Terence Baker Fearlessly Finds Out.
No. 4—Trevor Brooking
No player looms larger in West Ham history than Trevor Brooking, who played for one club and one club only, your beloved Hammers. Born in Barking, yards from the ground, Sir Trevor (he was knighted in 2004), he played his first game for the team in 1967, his last in 1984, and was the sole goal scorer in our last trophy win, the 1980 FA Cup Final against Arsenal, who my brother supports (why? how?).
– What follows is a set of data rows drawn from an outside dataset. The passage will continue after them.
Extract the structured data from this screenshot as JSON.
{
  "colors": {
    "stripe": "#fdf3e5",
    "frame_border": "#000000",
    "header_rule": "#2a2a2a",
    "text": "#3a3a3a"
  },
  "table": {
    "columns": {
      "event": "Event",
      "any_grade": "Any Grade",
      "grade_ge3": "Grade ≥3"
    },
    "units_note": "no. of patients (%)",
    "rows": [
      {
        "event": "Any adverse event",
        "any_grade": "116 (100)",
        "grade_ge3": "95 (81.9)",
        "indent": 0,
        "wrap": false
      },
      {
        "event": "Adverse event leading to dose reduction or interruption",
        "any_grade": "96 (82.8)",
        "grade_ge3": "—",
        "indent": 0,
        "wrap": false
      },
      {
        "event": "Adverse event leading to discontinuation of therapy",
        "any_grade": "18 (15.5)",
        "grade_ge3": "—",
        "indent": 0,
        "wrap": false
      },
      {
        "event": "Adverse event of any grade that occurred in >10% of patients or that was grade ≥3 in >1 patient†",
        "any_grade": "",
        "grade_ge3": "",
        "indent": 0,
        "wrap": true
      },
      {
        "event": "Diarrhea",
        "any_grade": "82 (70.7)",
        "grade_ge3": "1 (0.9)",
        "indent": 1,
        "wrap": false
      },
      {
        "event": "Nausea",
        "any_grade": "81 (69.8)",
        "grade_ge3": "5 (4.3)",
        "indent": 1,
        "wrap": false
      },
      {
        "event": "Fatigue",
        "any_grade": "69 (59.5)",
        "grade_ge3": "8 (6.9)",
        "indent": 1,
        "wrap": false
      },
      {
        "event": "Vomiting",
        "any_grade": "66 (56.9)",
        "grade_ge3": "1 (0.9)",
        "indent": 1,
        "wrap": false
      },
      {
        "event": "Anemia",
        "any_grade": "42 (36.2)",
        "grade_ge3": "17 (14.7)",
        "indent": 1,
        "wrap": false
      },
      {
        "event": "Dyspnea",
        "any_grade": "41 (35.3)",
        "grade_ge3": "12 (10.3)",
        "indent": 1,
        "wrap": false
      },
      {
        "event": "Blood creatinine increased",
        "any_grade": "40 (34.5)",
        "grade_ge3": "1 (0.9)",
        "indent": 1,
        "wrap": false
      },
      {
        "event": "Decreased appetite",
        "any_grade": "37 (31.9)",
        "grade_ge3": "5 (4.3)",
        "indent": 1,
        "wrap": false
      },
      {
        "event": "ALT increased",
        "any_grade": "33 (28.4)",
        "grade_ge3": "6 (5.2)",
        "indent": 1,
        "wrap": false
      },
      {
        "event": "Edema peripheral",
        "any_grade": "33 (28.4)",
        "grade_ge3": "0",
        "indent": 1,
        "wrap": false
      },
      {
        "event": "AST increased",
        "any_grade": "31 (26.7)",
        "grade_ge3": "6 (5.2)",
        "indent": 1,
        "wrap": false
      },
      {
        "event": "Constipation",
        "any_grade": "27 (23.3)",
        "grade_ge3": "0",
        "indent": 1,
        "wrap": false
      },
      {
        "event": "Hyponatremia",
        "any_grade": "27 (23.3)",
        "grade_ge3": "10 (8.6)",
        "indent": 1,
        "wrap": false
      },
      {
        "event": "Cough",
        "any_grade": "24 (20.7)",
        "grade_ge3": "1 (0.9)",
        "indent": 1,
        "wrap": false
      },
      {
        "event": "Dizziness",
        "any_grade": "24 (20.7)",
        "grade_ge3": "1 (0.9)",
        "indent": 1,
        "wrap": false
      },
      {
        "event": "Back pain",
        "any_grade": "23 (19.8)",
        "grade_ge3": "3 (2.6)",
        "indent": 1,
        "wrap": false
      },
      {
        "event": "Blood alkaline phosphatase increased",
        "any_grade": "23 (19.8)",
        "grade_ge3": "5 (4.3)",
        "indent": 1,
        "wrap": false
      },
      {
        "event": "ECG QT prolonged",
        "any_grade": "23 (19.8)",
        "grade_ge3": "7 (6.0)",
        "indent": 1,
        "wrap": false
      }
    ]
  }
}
I remembered it as though it happened 30 years ago…Alan Devonshire raced up the left touchline, crossed the ball in to David Cross, whose shot was saved by the Arsenal goalkeeper, Pat Jennings, but only to Stuart Pearson, whose miss-kick glances off Brooking’s head and into the back of the net. Later, Sir Trevor opened the Erith branch of Lipton’s Supermarket (yes, it was not Beckhamesque glamorous in those days), where my Mum met him and got my official FA Cup program signed. My Mum liked him as he was/is polite and has nine “O” levels, excellent academic qualifications, rare in football players, who, let’s face it, are not paid and worshipped because they can understand the intrinsic difficulties of scientific theorems. When West Ham were last promoted to the Premiership (2005/06), Sir Trevor watched the game at Nevada Smiths, because the England national side (he now works for the English Football Association as Director of Football Development) was playing an exhibition game later that day at Giants Stadium). We all got to meet him after the 1-0 victory against Preston North End, and he is a top geezer, as we say back home.